If you used 2300 kcal you expend in energy in one day to heat 6.0 * 10^4g of water, what would its new temperature be
q = mass H2O x specific heat H2O x (Tfinal-Tinitial)
58.3
To find the new temperature of the water after it has been heated using 2300 kcal of energy, you can use the formula:
Q = mcΔT
where,
Q is the amount of heat energy transferred,
m is the mass of the water,
c is the specific heat capacity of water,
ΔT is the change in temperature.
To start, you know the amount of energy used is 2300 kcal. However, to use this value in the equation, it needs to be converted to units of joules (J) by multiplying it by 4.184 (1 kcal = 4.184 kJ).
2300 kcal * 4.184 kJ/kcal = 9611.2 kJ
The mass of the water is given as 6.0 * 10^4g, and the specific heat capacity of water is approximately 4.18 J/g°C.
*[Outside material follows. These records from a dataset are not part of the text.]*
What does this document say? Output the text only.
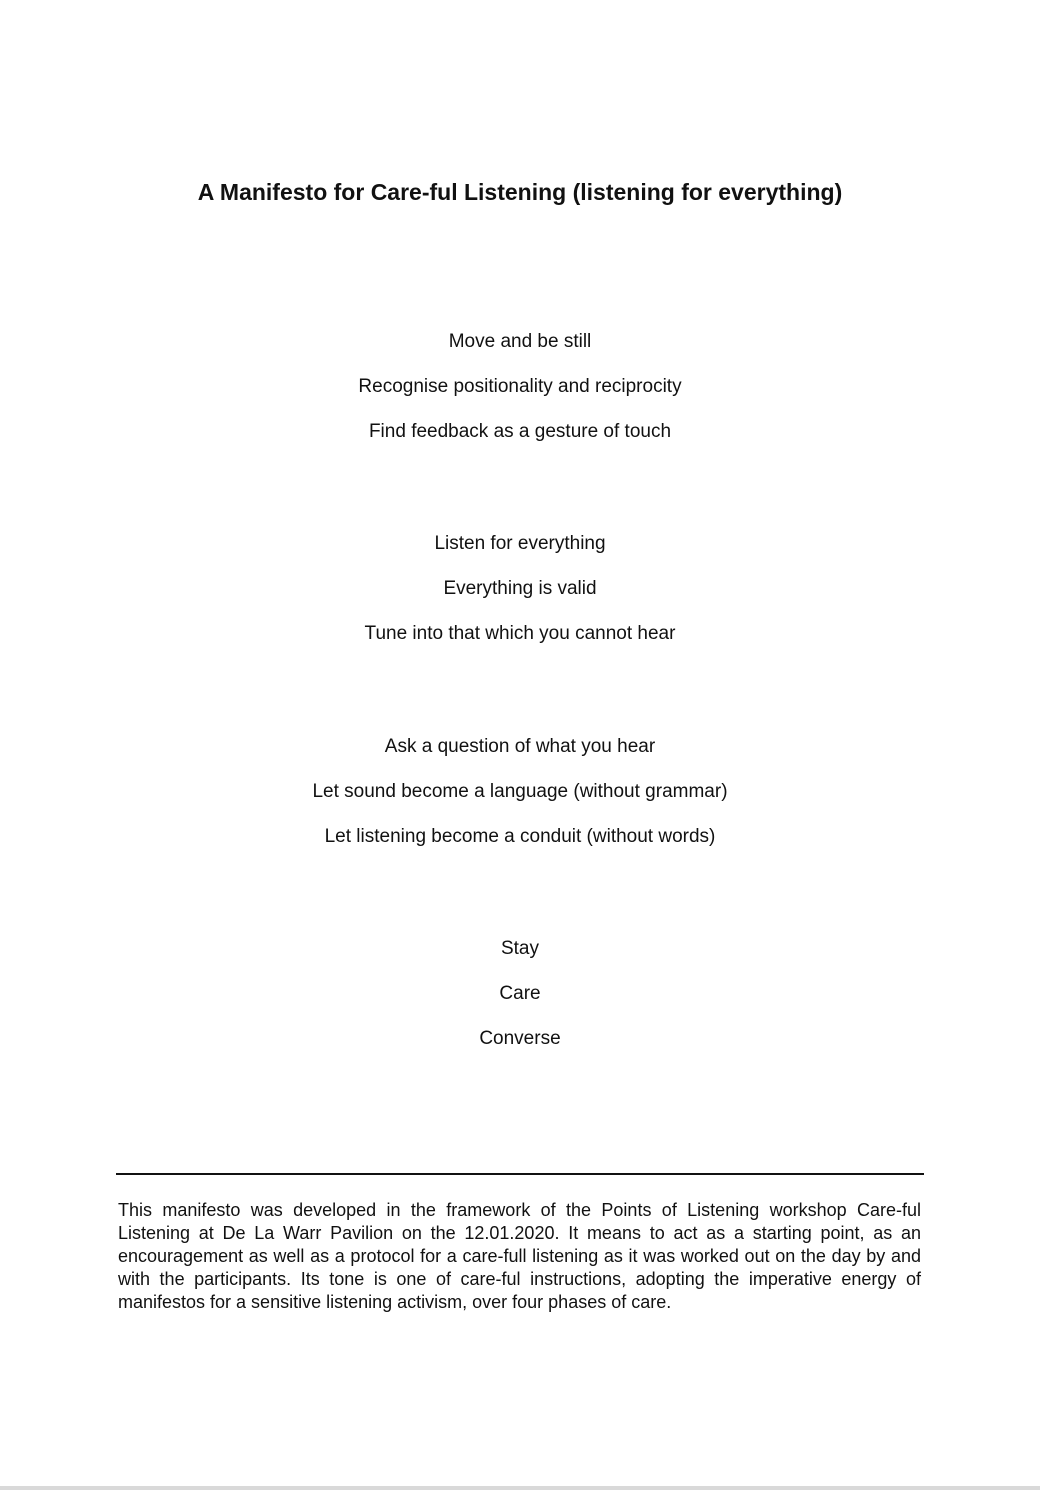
A Manifesto for Care-ful Listening (listening for everything)
Move and be still
Recognise positionality and reciprocity
Find feedback as a gesture of touch
Listen for everything
Everything is valid
Tune into that which you cannot hear
Ask a question of what you hear
Let sound become a language (without grammar)
Let listening become a conduit (without words)
Stay
Care
Converse

This manifesto was developed in the framework of the Points of Listening workshop Care-ful Listening at De La Warr Pavilion on the 12.01.2020. It means to act as a starting point, as an encouragement as well as a protocol for a care-full listening as it was worked out on the day by and with the participants. Its tone is one of care-ful instructions, adopting the imperative energy of manifestos for a sensitive listening activism, over four phases of care.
Now, set up the equation using the known values:
9611.2 kJ = (6.0 * 10^4g) * (4.18 J/g°C) * ΔT
Simplify by canceling units and rearrange the equation to solve for ΔT:
ΔT = 9611.2 kJ / ((6.0 * 10^4g) * (4.18 J/g°C))
Multiply the mass of the water by the specific heat capacity:
ΔT = 9611.2 kJ / (250800 g * J/g°C)
Divide the energy by the product of the mass and specific heat capacity:
ΔT ≈ 0.01528°C
Therefore, the new temperature of the water would increase by approximately 0.01528°C after using 2300 kcal of energy.